Sah! DPR Ketok RUU Penyesuaian Pidana Jadi Undang-Undang
Gedung DPR/MPR/Dok. Iconomics
Ada kabar penting dari parlemen. Dewan Perwakilan Rakyat (DPR) Republik Indonesia resmi menyetujui Rancangan Undang-Undang (RUU) tentang Penyesuaian Pidana untuk disahkan menjadi Undang-Undang (UU).
Keputusan ini diambil dalam Rapat Paripurna Ke-10 DPR RI Masa Persidangan II Tahun Sidang 2025-2026 pada Senin (08/12/2025).
Dipimpin oleh Wakil Ketua DPR RI Sufmi Dasco Ahmad, persetujuan tersebut disambut seruan “Setuju!” oleh seluruh Anggota Dewan yang hadir di kompleks parlemen, menandakan rampungnya pembahasan krusial ini.
Dari Meja Komisi III ke Palu Paripurna
RUU yang menjadi fokus pembahasan di Komisi III DPR RI ini mendapat lampu hijau dari semua fraksi partai politik.
Wakil Ketua Komisi III DPR RI, Dede Indra Permana menjelaskan bahwa proses pembahasan RUU ini berjalan intensif sejak 24 November 2025.
Prosesnya melibatkan rapat kerja dengan pemerintah, pembentukan Panitia Kerja (Panja), hingga mengakomodasi aspirasi publik melalui Rapat Dengar Pendapat sebagai wujud partisipasi masyarakat.

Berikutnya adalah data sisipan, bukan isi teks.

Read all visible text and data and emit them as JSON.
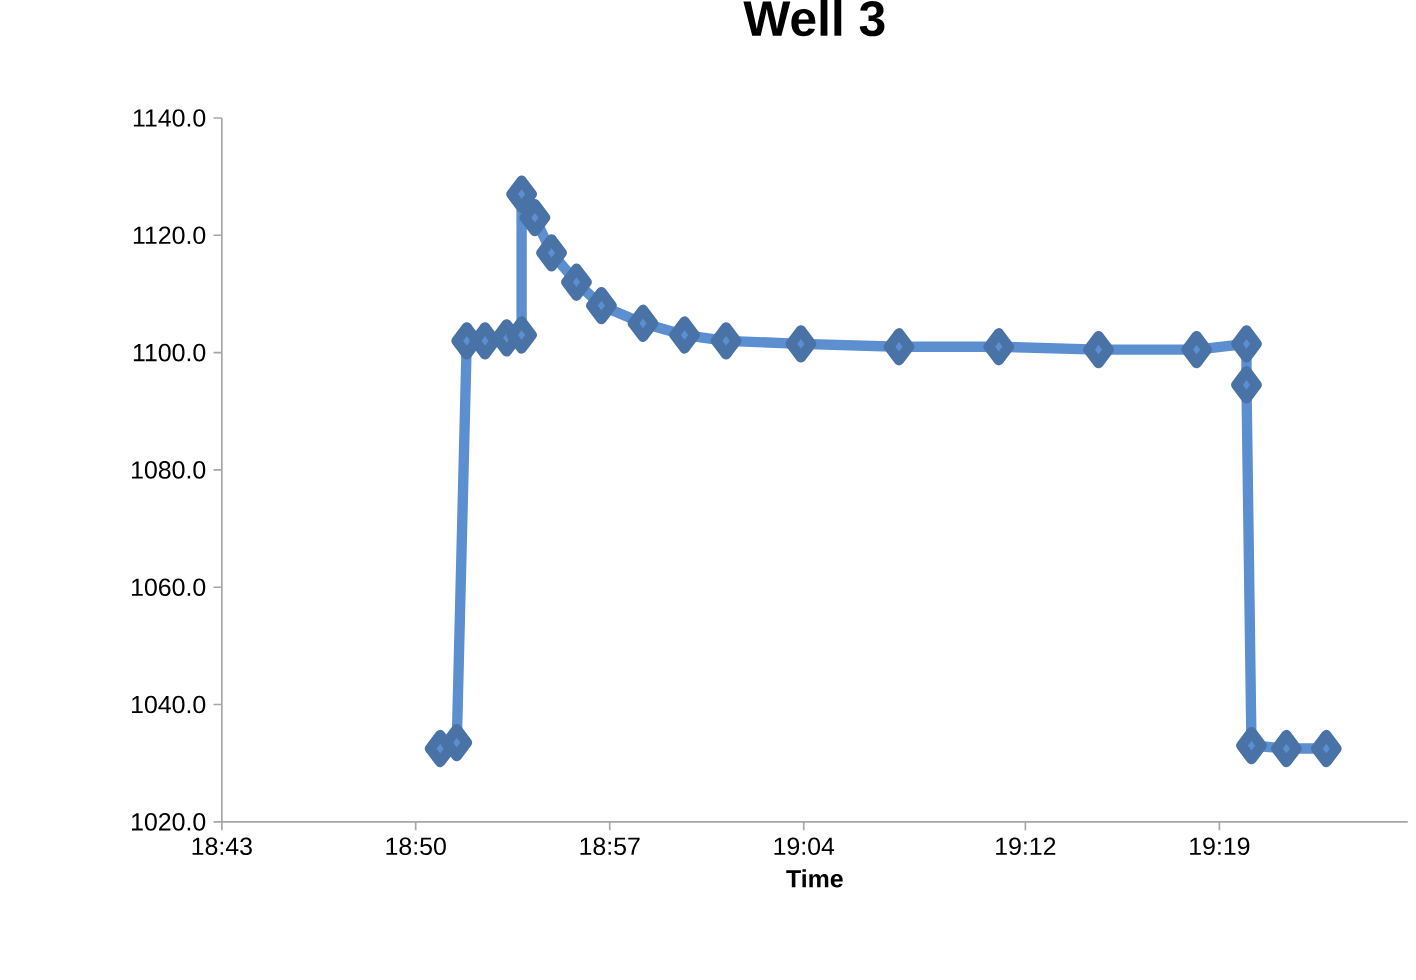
{
  "chart_data": {
    "type": "line",
    "title": "Well 3",
    "xlabel": "Time",
    "x": [
      18.848,
      18.858,
      18.864,
      18.875,
      18.888,
      18.897,
      18.897,
      18.905,
      18.915,
      18.93,
      18.945,
      18.97,
      18.995,
      19.02,
      19.065,
      19.124,
      19.184,
      19.244,
      19.303,
      19.333,
      19.333,
      19.336,
      19.357,
      19.381
    ],
    "series": [
      {
        "color": "#5b8fd0",
        "values": [
          1032.5,
          1033.5,
          1102,
          1102,
          1102.5,
          1103,
          1127,
          1123,
          1117,
          1112,
          1108,
          1105,
          1103,
          1102,
          1101.5,
          1101,
          1101,
          1100.5,
          1100.5,
          1101.5,
          1094.5,
          1033,
          1032.5,
          1032.5
        ]
      }
    ],
    "xlim": [
      18.7167,
      19.43
    ],
    "xticks": [
      {
        "value": 18.7167,
        "label": "18:43"
      },
      {
        "value": 18.8333,
        "label": "18:50"
      },
      {
        "value": 18.95,
        "label": "18:57"
      },
      {
        "value": 19.0667,
        "label": "19:04"
      },
      {
        "value": 19.2,
        "label": "19:12"
      },
      {
        "value": 19.3167,
        "label": "19:19"
      }
    ],
    "ylim": [
      1020,
      1140
    ],
    "yticks": [
      {
        "value": 1020,
        "label": "1020.0"
      },
      {
        "value": 1040,
        "label": "1040.0"
      },
      {
        "value": 1060,
        "label": "1060.0"
      },
      {
        "value": 1080,
        "label": "1080.0"
      },
      {
        "value": 1100,
        "label": "1100.0"
      },
      {
        "value": 1120,
        "label": "1120.0"
      },
      {
        "value": 1140,
        "label": "1140.0"
      }
    ],
    "grid": false,
    "marker": "diamond",
    "line_style": "solid"
  }
}
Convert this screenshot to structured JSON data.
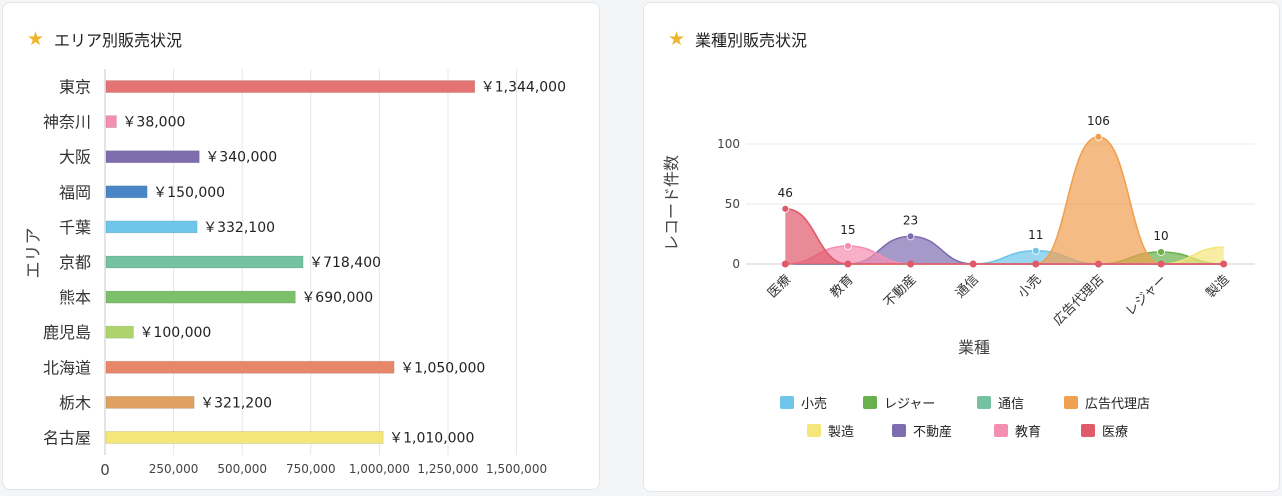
{
  "left_panel": {
    "title": "エリア別販売状況",
    "star_icon": "★"
  },
  "right_panel": {
    "title": "業種別販売状況",
    "star_icon": "★"
  },
  "chart_data": [
    {
      "type": "bar",
      "orientation": "horizontal",
      "title": "エリア別販売状況",
      "ylabel": "エリア",
      "xlabel": "",
      "categories": [
        "東京",
        "神奈川",
        "大阪",
        "福岡",
        "千葉",
        "京都",
        "熊本",
        "鹿児島",
        "北海道",
        "栃木",
        "名古屋"
      ],
      "values": [
        1344000,
        38000,
        340000,
        150000,
        332100,
        718400,
        690000,
        100000,
        1050000,
        321200,
        1010000
      ],
      "data_labels": [
        "￥1,344,000",
        "￥38,000",
        "￥340,000",
        "￥150,000",
        "￥332,100",
        "￥718,400",
        "￥690,000",
        "￥100,000",
        "￥1,050,000",
        "￥321,200",
        "￥1,010,000"
      ],
      "colors": [
        "#e57373",
        "#f48fb1",
        "#7e6eb0",
        "#4a86c5",
        "#6ec6ea",
        "#74c2a0",
        "#7cc06a",
        "#aed36c",
        "#e8866a",
        "#e0a060",
        "#f5e67a"
      ],
      "xticks": [
        "0",
        "250,000",
        "500,000",
        "750,000",
        "1,000,000",
        "1,250,000",
        "1,500,000"
      ],
      "xlim": [
        0,
        1600000
      ],
      "grid": true
    },
    {
      "type": "area",
      "title": "業種別販売状況",
      "xlabel": "業種",
      "ylabel": "レコード件数",
      "categories": [
        "医療",
        "教育",
        "不動産",
        "通信",
        "小売",
        "広告代理店",
        "レジャー",
        "製造"
      ],
      "ylim": [
        0,
        120
      ],
      "yticks": [
        "0",
        "50",
        "100"
      ],
      "legend_position": "bottom",
      "series": [
        {
          "name": "小売",
          "color": "#6ec6ea",
          "values": [
            0,
            0,
            0,
            0,
            11,
            0,
            0,
            0
          ],
          "label_index": 4,
          "label": "11"
        },
        {
          "name": "レジャー",
          "color": "#6ab04c",
          "values": [
            0,
            0,
            0,
            0,
            0,
            0,
            10,
            0
          ],
          "label_index": 6,
          "label": "10"
        },
        {
          "name": "通信",
          "color": "#74c2a0",
          "values": [
            0,
            0,
            0,
            0,
            0,
            0,
            0,
            0
          ]
        },
        {
          "name": "広告代理店",
          "color": "#f0a050",
          "values": [
            0,
            0,
            0,
            0,
            0,
            106,
            0,
            0
          ],
          "label_index": 5,
          "label": "106"
        },
        {
          "name": "製造",
          "color": "#f5e67a",
          "values": [
            0,
            0,
            0,
            0,
            0,
            0,
            0,
            14
          ]
        },
        {
          "name": "不動産",
          "color": "#7e6eb0",
          "values": [
            0,
            0,
            23,
            0,
            0,
            0,
            0,
            0
          ],
          "label_index": 2,
          "label": "23"
        },
        {
          "name": "教育",
          "color": "#f48fb1",
          "values": [
            0,
            15,
            0,
            0,
            0,
            0,
            0,
            0
          ],
          "label_index": 1,
          "label": "15"
        },
        {
          "name": "医療",
          "color": "#e05a6a",
          "values": [
            46,
            0,
            0,
            0,
            0,
            0,
            0,
            0
          ],
          "label_index": 0,
          "label": "46"
        }
      ]
    }
  ]
}
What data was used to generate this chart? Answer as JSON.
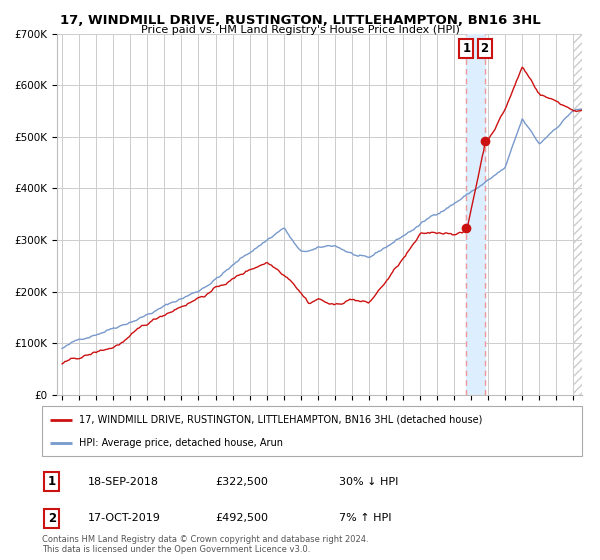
{
  "title": "17, WINDMILL DRIVE, RUSTINGTON, LITTLEHAMPTON, BN16 3HL",
  "subtitle": "Price paid vs. HM Land Registry's House Price Index (HPI)",
  "legend_line1": "17, WINDMILL DRIVE, RUSTINGTON, LITTLEHAMPTON, BN16 3HL (detached house)",
  "legend_line2": "HPI: Average price, detached house, Arun",
  "annotation1": {
    "label": "1",
    "date": "18-SEP-2018",
    "price": "£322,500",
    "pct": "30% ↓ HPI"
  },
  "annotation2": {
    "label": "2",
    "date": "17-OCT-2019",
    "price": "£492,500",
    "pct": "7% ↑ HPI"
  },
  "footer": "Contains HM Land Registry data © Crown copyright and database right 2024.\nThis data is licensed under the Open Government Licence v3.0.",
  "hpi_color": "#7799cc",
  "price_color": "#cc1111",
  "background_color": "#ffffff",
  "plot_bg_color": "#ffffff",
  "grid_color": "#cccccc",
  "annotation_box_color": "#cc1111",
  "vertical_line_color": "#ee9999",
  "highlight_color": "#ddeeff",
  "sale1_x": 2018.72,
  "sale1_y": 322500,
  "sale2_x": 2019.79,
  "sale2_y": 492500,
  "ylim": [
    0,
    700000
  ],
  "xlim": [
    1994.7,
    2025.5
  ],
  "yticks": [
    0,
    100000,
    200000,
    300000,
    400000,
    500000,
    600000,
    700000
  ],
  "ytick_labels": [
    "£0",
    "£100K",
    "£200K",
    "£300K",
    "£400K",
    "£500K",
    "£600K",
    "£700K"
  ],
  "xticks": [
    1995,
    1996,
    1997,
    1998,
    1999,
    2000,
    2001,
    2002,
    2003,
    2004,
    2005,
    2006,
    2007,
    2008,
    2009,
    2010,
    2011,
    2012,
    2013,
    2014,
    2015,
    2016,
    2017,
    2018,
    2019,
    2020,
    2021,
    2022,
    2023,
    2024,
    2025
  ]
}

”Pembahasan Panja bersama pemerintah berjalan intensif, menyelesaikan Daftar Inventarisasi Masalah (DIM), membahas pasal demi pasal, hingga perumusan akhir disampaikan pada 2 Desember 2025,” ujar Dede.
”Dalam rapat kerja tingkat satu, seluruh fraksi menyampaikan pandangan dan menyetujui RUU Penyesuaian Pidana untuk dilanjutkan ke pembicaraan tingkat dua (Paripurna),” tambahnya.
Komisi III Beberkan Urgensi RUU Penyesuaian Pidana
Mengapa RUU Penyesuaian Pidana ini begitu mendesak? Komisi III memaparkan lima pertimbangan utama yang mendasari penyusunan regulasi ini.
Pertama, harmonisasi hukum. Menciptakan konsistensi dan keselarasan dalam hukum pidana, agar lebih adaptif terhadap perkembangan sosial dan mencegah tumpang tindih aturan pidana di berbagai UU.
Kedua, mandat KUHP baru. Memenuhi amanat Pasal 613 UU Nomor 1 Tahun 2023 tentang Kitab Undang-Undang Hukum Pidana (KUHP) yang mewajibkan penyesuaian semua ketentuan pidana di luar KUHP, khususnya terkait sistem kategori pidana denda yang baru.
Ketiga, hapus Pidana Kurungan. Menghilangkan pidana kurungan sebagai pidana pokok dalam KUHP Nasional. Ini berarti, semua pidana kurungan dalam UU lain dan Peraturan Daerah (Perda) harus dikonversi.
Keempat, penyempurnaan redaksi. Memperbaiki beberapa ketentuan dalam KUHP Nasional yang memiliki kesalahan redaksi, memerlukan penjelasan, atau penyesuaian pola perumusan baru (menghilangkan minimum khusus dan pemidanaan kumulatif).
Kelima, cegah kekosongan hukum. RUU ini krusial untuk mencegah ketidakpastian hukum, tumpang tindih aturan, dan disparitas pidana menjelang berlakunya KUHP Nasional pada 2 Januari 2026.